Basen ze sztuczną falą, czyli historia słynnego łódzkiego kąpieliska "Fala"

Anna Gronczewska
Archiwum Andrzej Wach
Kąpielisko „Fala” otwarto w czerwcu 1976 roku. Był to najnowocześniejszy basen, a w zasadzie kompleks basenów w naszym mieście. Jego największą atrakcją była sztuczna fala, czyli coś czego łodzianie nigdy wcześniej nie widzieli.

Decyzję o budowie obiektu podjęto w pierwszej połowie lat 70. XX wieku. Wznosiło ją kilkanaście firm. Między innymi Instal, Łódzkie Przedsiębiorstwo Robót Inżynieryjnych, Chemobudowa, Uniprot. Prace podzielono na kilka etapów. Najpierw uzbrojono teren. Zbudowano budynek, w który znajdowały się szatnie, a nad nim taras widokowy, na który później bardzo chętnie opalały się zwłaszcza panie. Postanowiono też dom, w którym uzdatniano wodę. Następnie przyszedł czas na baseny. W jednym miejscu wybudowano cztery. Dla łodzian było to coś niewyobrażalnego. Wszystkie miały dno pomalowane na niebiesko.

Fala jak nad morzem

- Gdy szłam na „Falę” to miałam wrażenie, że leżę nad Bałykiem, tak to pięknie wyglądało - wspomina ponad 50-letnia dziś Małgorzata Dobrowolska, łódzka nauczycielka. - Byłam jeszcze dziewczynką, nie miałam swoich pieniędzy, a bilety kosztowały sporo. Musiałam zawsze uprosić rodziców, by dali mi parę groszy. Wtedy szłam na „Falę” z koleżankami. Miałam niedaleko, bo mieszkałam przy ul. 1 Maja.

Już latem 1976 r. łodzianie mogli kąpać się w nowych basenach. Uroczyste otwarcie miało miejsce 19 czerwca 1976 r., w sobotę. Przybyli na nie niemal wszyscy łódzcy notable. Był Bolesław Koperski, I sekretarz Komitetu Łódzkiego PZPR, Jerzy Lorens, prezydent Łodzi, naczelnicy dzielnic. Inaugurację kompleksu basenów uświetniły gwiazdy polskiej estrady. Śpiewała Joanna Rawik, Jacek Lech, Stenia Kozłowska.
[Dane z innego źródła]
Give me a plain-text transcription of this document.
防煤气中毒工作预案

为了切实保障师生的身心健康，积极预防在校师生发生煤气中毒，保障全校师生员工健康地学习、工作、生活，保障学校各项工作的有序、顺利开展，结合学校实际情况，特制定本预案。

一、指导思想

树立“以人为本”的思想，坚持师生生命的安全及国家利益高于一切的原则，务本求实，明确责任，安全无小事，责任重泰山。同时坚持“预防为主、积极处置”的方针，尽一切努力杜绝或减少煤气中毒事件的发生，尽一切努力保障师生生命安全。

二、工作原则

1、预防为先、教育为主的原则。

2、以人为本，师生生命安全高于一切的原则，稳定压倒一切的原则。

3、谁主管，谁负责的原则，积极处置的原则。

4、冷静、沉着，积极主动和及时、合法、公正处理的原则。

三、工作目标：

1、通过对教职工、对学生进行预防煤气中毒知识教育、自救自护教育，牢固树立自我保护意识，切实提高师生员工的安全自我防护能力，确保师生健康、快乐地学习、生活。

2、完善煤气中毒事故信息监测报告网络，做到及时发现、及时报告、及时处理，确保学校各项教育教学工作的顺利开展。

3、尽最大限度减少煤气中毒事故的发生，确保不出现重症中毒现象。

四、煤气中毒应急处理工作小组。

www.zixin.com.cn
Pojawił się też słynny Janosik, czyli Marek Perepeczko.

- Było tłoczno, wesoło, przyjemnie - tak relacjonował to wydarzenie dziennikarz łódzkiego tygodnika „Odgłosy”. - Nie było upalnie, nie było gorąco, ale nie było deszczu i nie było zimno - Łodzianie skorzystali też z pierwszej kąpieli na Fali. Był taki tłok, że trudno było pływać, ludzie wypełnili wszystkie baseny.

Kąpielisko „Fala” zajmowało 7 hektarów powierzchni. I mogło pomieścić 4 tysiące osób.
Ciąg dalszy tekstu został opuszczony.